Former council registrar Ian Hilton cannot accept an offer on his late mother-in-law’s house even though he applied for probate in March.

Mr Hilton, from Lancashire, lodged his application on the new computerised system but it stalled because of a printing glitch.

He has made repeated phone calls but does not know when the certificate granting probate will be sent through. 

Former council registrar Ian Hilton cannot accept an offer on his late mother-in-law’s house

He said: ‘I rang again and it was still not working and they didn’t know when it would be. It is astounding that they do not have a backup.’

Mr Hilton, 70, pictured, added: ‘It’s like most government schemes – it’s ill-thought-out and it will affect thousands.

‘In some cases people are going to be desperately distraught about losing a loved one and then they have got this mess to deal with. It’s annoying and frustrating.’

Emily Deane from Step, which represents family lawyers, said: ‘It’s complete chaos and it’s causing uncertainty and worry for bereaved families.’ 

Elaine Roche, of Solicitors for the Elderly, added: ‘Families are in a limbo situation. I’ve got a few clients who are really struggling.’

Christina Blacklaws, president of the Law Society of England and Wales, said: ‘It is extremely disappointing to hear of these delays – particularly when the impact falls on the bereaved.’

The final stage in introducing the increase in probate fees has been delayed because of a backlog in the Commons timetable caused by Brexit. Usually, a tax rise would be debated and voted on by the Commons and Lords.

But because it was described as a ‘fee’, the probate rise required only a change to a type of legislation called a ‘statutory instrument’. 

It is likely to face a vote, but no debate, when formally moved in the Commons.

Families currently pay a flat £215 probate fee.
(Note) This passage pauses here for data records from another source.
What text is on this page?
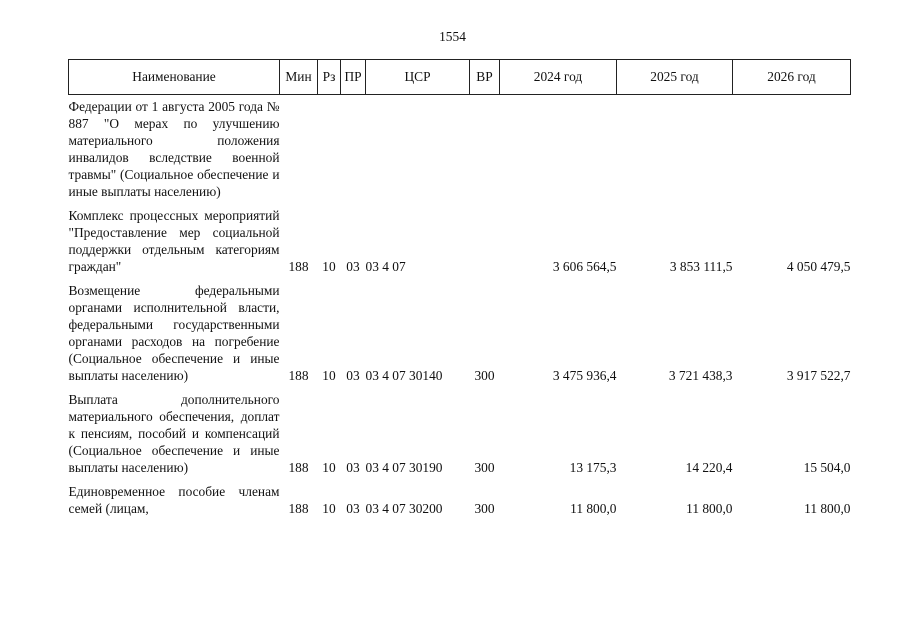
1554
Наименование	Мин	Рз	ПР	ЦСР	ВР	2024 год	2025 год	2026 год
Федерации от 1 августа 2005 года № 887 "О мерах по улучшению материального положения инвалидов вследствие военной травмы" (Социальное обеспечение и иные выплаты населению)								
Комплекс процессных мероприятий "Предоставление мер социальной поддержки отдельным категориям граждан"	188	10	03	03 4 07		3 606 564,5	3 853 111,5	4 050 479,5
Возмещение федеральными органами исполнительной власти, федеральными государственными органами расходов на погребение (Социальное обеспечение и иные выплаты населению)	188	10	03	03 4 07 30140	300	3 475 936,4	3 721 438,3	3 917 522,7
Выплата дополнительного материального обеспечения, доплат к пенсиям, пособий и компенсаций (Социальное обеспечение и иные выплаты населению)	188	10	03	03 4 07 30190	300	13 175,3	14 220,4	15 504,0
Единовременное пособие членам семей (лицам,	188	10	03	03 4 07 30200	300	11 800,0	11 800,0	11 800,0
But under the new system, the charge will rise according to the value of the estate.

It would mean 280,000 families a year face larger bills. 

Around 50,000 families inheriting more than £500,000 would face fees of between £2,500 and £6,000 on top of inheritance tax. 

The Ministry of Justice is set to make an extra £185million a year from the charges by 2022/23. 

A spokesman said: ‘Our new online service is making probate simpler and more convenient for bereaved people.

‘The reforms safeguard the integrity of the probate process while also meaning most people will no longer need to travel to a probate registry or solicitors office to swear an oath.’